Ganhei do poeta Antonio Cicero uma edição portuguesa que reúne três livros seus lançados no Brasil: Guardar, A cidade e os livros e Porventura. Saiu em Lisboa pela coleção Plural, da Imprensa Nacional Casa da Moeda, em 2020.
Cicero, além de poeta, é formado em filosofia, tendo publicado também livros de ensaios. É letrista, parceiro de sua irmã Marina Lima, com que fez sucessos como “Fulgás”, aquela música que termina com “você me abre seus braços/e a gente faz um país”. Com Lulu Santos, é parceiro de “O último romântico” – “tolice é viver a vida assim sem aventura/deixa ser pelo coração/se é loucura, então melhor não ter razão”.
Em 2017, entrou para a Academia Brasileira de Letras. Nessa reunião dos seus livros de poesia, é possível ver a sua obra de versos para serem lidos em perspectiva. Diferencio aqui os versos para serem cantados dos para serem lidos.
Como letrista, Cicero recebe as melodias para colocar os versos. A melodia é a frase musical que, no caso da canção, é cantada com a letra. Mas, antes de ser criada a letra, foi criada a melodia. Por exemplo, pegue qualquer música que você conheça e cantarole com lá-lá-lá a parte da letra: “meu mundo você é quem faz…” Seria assim: lá-lá-lá lá-lá lá lá lá… Esse é o início da música “Fulgás”. Quando foi criada, era uma frase puramente musical, sem letra. Ali, nesse espaço, com esse tamanho, com esse desenho melódico, o letrista colocou a letra. Depois dessa etapa do processo criativo, letra e melodia passaram a ser uma coisa só. A gente canta. É um texto feito para cantar. A gente se lembra dele com a melodia.
Digo isso porque na reunião da obra poética dos livros do Cicero, percebo uma trajetória estética de apropriação gradativa do poema escrito. No primeiro livro, o que tem o hit de poema para ser lido “Guardar”, ainda se encontram poemas em que transparecem recursos próximos do letrista. Seja pela sonoridade, pelo ritmo, pela maneira de armar o texto, alguns poemas se relacionam com uma estética de letra de música. Mesmo que, antes de ser letrista, Cicero já escrevesse poemas, o desenvolvimento e mesmo o sucesso da sua produção como letrista marcaram de alguma forma a sua escrita.

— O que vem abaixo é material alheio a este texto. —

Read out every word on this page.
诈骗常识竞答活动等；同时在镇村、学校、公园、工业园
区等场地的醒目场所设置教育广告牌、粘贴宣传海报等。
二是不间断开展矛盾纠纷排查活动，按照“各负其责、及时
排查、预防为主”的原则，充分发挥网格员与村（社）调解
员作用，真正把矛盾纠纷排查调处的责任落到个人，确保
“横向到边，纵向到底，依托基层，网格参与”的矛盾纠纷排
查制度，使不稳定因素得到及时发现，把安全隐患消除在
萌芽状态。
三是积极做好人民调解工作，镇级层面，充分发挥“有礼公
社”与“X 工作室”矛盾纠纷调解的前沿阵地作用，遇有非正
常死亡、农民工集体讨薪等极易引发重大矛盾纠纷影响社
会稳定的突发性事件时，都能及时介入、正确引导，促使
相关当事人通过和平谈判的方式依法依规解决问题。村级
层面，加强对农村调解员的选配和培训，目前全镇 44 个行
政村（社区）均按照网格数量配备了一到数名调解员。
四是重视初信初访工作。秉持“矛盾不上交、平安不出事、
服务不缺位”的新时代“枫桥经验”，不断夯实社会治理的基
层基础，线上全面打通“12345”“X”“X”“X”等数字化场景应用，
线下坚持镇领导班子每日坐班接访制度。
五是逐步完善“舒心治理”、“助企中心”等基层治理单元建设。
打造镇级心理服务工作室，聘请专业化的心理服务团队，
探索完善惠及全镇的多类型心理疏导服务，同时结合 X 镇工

Nos livros seguintes, os procedimentos criativos conquistados para produzir versos para serem lidos vão cada vez mais se acentuando. Em Porventura, seu livro mais recente, temos o poeta pleno, com poemas como este: “E se um poema opaco feito muro/te fizer sonhar noites em claro?/E se justo o poema mais obscuro/te resplandecer mais que o mais claro?”.
Se colocarmos de um lado a letra de música como mais próxima do texto claro, no sentido de que é feita para o canto, para todos cantarem juntos, aberta ao entendimento coletivo, e, de outro, o poema para ser lido no livro, na experiência solitária, com mais tempo para descobrir subtextos, para interpretar, o poema acima pode soar como uma declaração de princípios do poeta e sua conquista. Como se o Cicero poeta falasse esse poema para o Cicero letrista.